LIke, presumably, their audience, both actors are major fans of the 1939 movie starring Judy Garland.

"I've been watching it since I was a kid back in the 60s," Lawrence said. "It was a tradition every year. ... The family got together, watched the movie, got scared by the flying monkeys. And in our production, they're still scary."

"I'm very much the same way," Russell said. "My first memory would have been in the '90s when I was 5 — don't hit me, Kirk. ... I think my grandma had the VHS of it."

"Oooh, you had VHS," Lawrence cracked.

This stage production is based on the Royal Shakespeare Company's 1987 adaptation, and though it's quite faithful to the film, it does restore the famously excised Jitterbug scene to the story.
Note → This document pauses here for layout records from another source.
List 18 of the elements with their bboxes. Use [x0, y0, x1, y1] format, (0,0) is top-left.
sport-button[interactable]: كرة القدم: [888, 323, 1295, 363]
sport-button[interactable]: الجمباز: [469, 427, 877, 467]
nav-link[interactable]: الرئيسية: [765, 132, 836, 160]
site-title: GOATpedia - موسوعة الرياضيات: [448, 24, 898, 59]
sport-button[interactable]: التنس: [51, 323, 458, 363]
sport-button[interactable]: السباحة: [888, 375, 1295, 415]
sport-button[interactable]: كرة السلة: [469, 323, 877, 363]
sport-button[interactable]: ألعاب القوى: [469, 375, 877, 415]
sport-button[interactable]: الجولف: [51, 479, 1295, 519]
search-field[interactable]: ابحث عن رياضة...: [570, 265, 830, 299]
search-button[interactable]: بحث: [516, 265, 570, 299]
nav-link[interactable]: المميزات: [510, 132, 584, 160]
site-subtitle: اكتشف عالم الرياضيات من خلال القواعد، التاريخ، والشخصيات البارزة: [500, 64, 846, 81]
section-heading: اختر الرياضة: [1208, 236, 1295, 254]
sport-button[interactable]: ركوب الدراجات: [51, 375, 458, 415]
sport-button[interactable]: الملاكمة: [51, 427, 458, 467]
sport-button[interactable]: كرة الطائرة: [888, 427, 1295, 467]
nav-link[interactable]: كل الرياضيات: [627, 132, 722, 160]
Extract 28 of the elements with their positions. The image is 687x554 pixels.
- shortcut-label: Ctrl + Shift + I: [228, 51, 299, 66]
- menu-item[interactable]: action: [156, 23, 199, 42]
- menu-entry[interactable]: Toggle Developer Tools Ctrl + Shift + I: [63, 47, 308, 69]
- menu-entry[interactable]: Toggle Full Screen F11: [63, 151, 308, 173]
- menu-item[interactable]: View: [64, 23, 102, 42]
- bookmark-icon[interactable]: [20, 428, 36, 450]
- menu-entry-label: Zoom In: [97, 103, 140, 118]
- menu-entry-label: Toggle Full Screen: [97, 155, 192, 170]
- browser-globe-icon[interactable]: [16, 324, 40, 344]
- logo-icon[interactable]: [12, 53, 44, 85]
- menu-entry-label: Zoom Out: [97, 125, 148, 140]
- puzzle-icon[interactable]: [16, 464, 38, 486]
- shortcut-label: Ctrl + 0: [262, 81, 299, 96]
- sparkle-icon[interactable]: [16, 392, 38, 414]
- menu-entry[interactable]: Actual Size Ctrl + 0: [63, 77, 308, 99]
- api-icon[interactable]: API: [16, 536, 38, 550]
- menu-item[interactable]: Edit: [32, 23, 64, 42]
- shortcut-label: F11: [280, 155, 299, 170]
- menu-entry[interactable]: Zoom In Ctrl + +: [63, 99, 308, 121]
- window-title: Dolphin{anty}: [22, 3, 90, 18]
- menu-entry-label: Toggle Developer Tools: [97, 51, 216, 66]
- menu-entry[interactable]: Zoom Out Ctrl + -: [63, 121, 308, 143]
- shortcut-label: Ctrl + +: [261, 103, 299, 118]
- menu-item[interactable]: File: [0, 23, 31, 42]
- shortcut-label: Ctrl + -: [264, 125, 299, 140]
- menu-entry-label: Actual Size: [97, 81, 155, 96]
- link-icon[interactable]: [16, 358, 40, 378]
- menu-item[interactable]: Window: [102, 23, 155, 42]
But at its heart, it's still the tale of a plain Kansas farm girl on a fantastic adventure.

"The meaning is timeless," Russell said. "The characters are just so fun — you can really identify with them — but I also love how simplistic it is.... The three friends ... all reflect a little bit of what's inside Dorothy. ... It's fun because of how fantastic it is but also, at the same time, how close to home it is."

Audiences are responding, too. Since this tour opened in October, "every night, for the most part, has been a standing ovation," Lawrence said. 

"They travel along with you on this journey, from young to old," he continued. "Children are coming dressed as Dorothy and other characters — adults sometimes, too. Because it's so well known, everyone has some lovely connection to it and enjoys being transported along with us."